Collectively they are estimated to receive $2.5 billion annually from the government in salaries and the parliamentarians who belong to the Hashd or owe allegiance to its militia’s amount to the largest unofficial bloc in the legislature.
But practically, the Hashd’s support base has been limited by suspected involvement of several major factions in high-profile corruption cases and criminal activity. There is also the lingering memory of mass killings of Sunni civilians during the war on ISIS, a group that massacred Shiites and minorities as well as Sunnis opponents. Battles over turf, illicit business and cartels have increasingly taken root among the Hashd’s ranks over the last year as the drudgery of a post-war militarised life left thousands of armed members across the country idle.
Some Hashd factions are not in favour of the deep Sunni exclusion that had characterized Iraqi politics since the US scaled back its military presence in Iraq under the Obama administration. Among them are groups allied with Moqtada Al Sadr, the Iraqi cleric who pitches himself as an anti-establishment figure and stature as kingmaker rose when his bloc won 54 seats out of the 329-seat Iraqi parliament in May 2018.
Known for a duality approach to politics, Mr Sadr plays militias allied to him against each other and sometimes appears anti-Iranian while affirming his ties with Tehran. Mr Sadr responded to overtures by Saudi Arabia by visiting Riyadh in 2017 although his relations with the Saudi monarchy later cooled.
An Iraqi cleric in Najaf familiar with the various power centres in the Hashd said ideological loyalty to Iran and backing by Tehran would make it difficult for most of the militias to refuse to hit US targets in Iraq if specifically requested by Iran.
“They take salaries and weapons from the Iraqi state but practically they are not subject in any way to it. If they want to take action individually or otherwise in support of Iran they have the tools and the allegiance, although they are afraid of a US hit. They won’t take into consideration any popular pressure,” said the cleric who wanted to remain anonymous.
“The militias might have had a noble cause once but they became addicted to violence. A lot of their members are the abject poor and joined because of ideology but have been used by less scrupulous parties,” he added.
Amid the fears of Iraq becoming involved in a new conflict, some hope that 88-year Mr Al Sistani, the most influential cleric among the Iraqi Shiite religious establishment in the city of Najaf, could curb the more pro-Iranian factions in the Hashd by issuing an edict, or fatwa, demanding neutrality.
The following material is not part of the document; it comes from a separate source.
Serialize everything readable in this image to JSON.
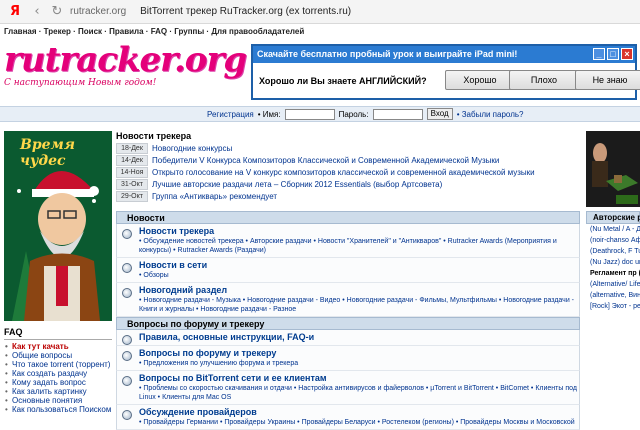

In March, Mr Al Sistani told a visiting President Hassan Rouhani that Iraqi sovereignty must be respected and weapons must be kept by the state but he has not issued a Fatwa calling on the Hashd to disarm.
Few in Iraq criticise Mr Al Sistani publicly and while the Najaf based cleric who spoke to The National declined to address the ayatollah’s strategy, he indicated that the religious leader may well have lost much of his say over the militia forces he had helped unleash.
“Najaf’s religious authorities as a whole are too weak and too influenced by corrupt players linked to the Hashd,” he said.